The Layered Approach to Security is Dead… Long Live Layered Security

Life isn’t the same as it used to be, the good old days of leaving your door unlocked are gone, never to return. Business isn’t the same either. IT has brought into the workplace, organisational and cultural challenges. One of the positive consequences of this is the ability to collaborate remotely. Successful collaboration can bring about substantial cost savings, removing the need for paper and decreasing travel costs. But with this positive aspect comes a worrying issue – can you to trust the collaborators to keep the information within the shared documents confidential?

In a digitised world you can’t just apply trust to your closest work colleagues, you have to extend that trust outwards into the wider internal organisation and as the digital workplace matures we have an additional new sphere to trust – the outside world.

Our electronic business is moving outwards and onwards.

Collaborating with others gives us competitive edge, it helps us network, it helps us earn respect and confidence from our partners, it is about teamwork, cooperation, partnerships and alliances, it is also about trust. Human beings want to collaborate, it is natural for us to work in teams; our pre-history is filled with cultures built on systems of collaboration.

Building a trust based collaborative system is the new challenge to the layered model of securing your enterprise. Because of the very nature of the way that documents flow through an organisation (and outside of it too) we are left with dynamic content that can be extracted, changed, leaked: the integrity lost forever and the information open to a competitor or worse – the press.

Because of the fluidic nature of electronic documents the challenge for security in the next few years is to take our normal document based work flow processes and, without substantially changing the way we operate, secure our content. This is not as easy as it sounds.

The considerations are complex because they seem contradictory. You need to protect the original intellectual property, as it’s created, so the protection needs to be applied within the native application, not a derived copy such as an Adobe Acrobat file.

Because working documents are often in a state of continual editing you need to allow authorised others to edit the document but still retain protection. This is a particularly tricky thing to do, allow editing but stop printing, stop copying the content (by clipboard, screen capture, etc) as well as making sure the document itself is secured and never decrypted on disk.

But you also must have the option to make a document view only once it has been completed, yet have the option to restart editing if needed at a later date – after all information changes.
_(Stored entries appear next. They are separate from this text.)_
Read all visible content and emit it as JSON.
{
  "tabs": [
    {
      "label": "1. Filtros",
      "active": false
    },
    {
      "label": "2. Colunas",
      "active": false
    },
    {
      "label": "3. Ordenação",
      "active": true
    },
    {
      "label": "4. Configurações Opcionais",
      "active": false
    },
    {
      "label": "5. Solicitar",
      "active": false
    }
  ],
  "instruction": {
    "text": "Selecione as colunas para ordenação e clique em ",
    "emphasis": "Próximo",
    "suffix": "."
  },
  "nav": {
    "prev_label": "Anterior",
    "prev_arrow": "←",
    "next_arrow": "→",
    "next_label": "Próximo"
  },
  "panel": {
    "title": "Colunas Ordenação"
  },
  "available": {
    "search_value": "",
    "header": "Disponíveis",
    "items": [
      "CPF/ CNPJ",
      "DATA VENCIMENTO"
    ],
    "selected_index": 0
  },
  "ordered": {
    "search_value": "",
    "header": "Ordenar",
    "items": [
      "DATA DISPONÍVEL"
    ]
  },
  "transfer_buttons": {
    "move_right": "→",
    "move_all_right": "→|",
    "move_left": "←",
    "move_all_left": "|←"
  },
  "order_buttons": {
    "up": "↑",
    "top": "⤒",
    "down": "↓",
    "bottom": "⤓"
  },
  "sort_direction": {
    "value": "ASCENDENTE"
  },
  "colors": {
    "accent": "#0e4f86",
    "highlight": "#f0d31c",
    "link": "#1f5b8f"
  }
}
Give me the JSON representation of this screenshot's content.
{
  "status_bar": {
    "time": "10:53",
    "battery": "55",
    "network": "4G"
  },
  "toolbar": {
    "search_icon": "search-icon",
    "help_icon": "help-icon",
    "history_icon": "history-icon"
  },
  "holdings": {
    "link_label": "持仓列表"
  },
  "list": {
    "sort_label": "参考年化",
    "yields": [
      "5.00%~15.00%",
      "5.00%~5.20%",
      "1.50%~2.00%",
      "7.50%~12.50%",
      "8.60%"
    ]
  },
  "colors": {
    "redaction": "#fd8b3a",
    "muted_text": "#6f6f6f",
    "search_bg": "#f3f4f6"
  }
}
You need to be able to allow this scenario of secured collaboration to work both within your organisation and outside of it so you can take advantage of your partnerships and alliances. This can only be done if the technology allows full compatibility (not just view only) with older operating systems, as well as the latest.

And of course you must also have the option of applying all of this automatically, without your users having to remember to protect your precious information, or to have to work with new applications, or learn new techniques.

There’s an awful lot of flexibility needed to make sure we can really take advantage of information technology and make it work with us and for us. We want to share our documents in an environment of trust with no changes to the way we work and ideally without even knowing that we are securing them.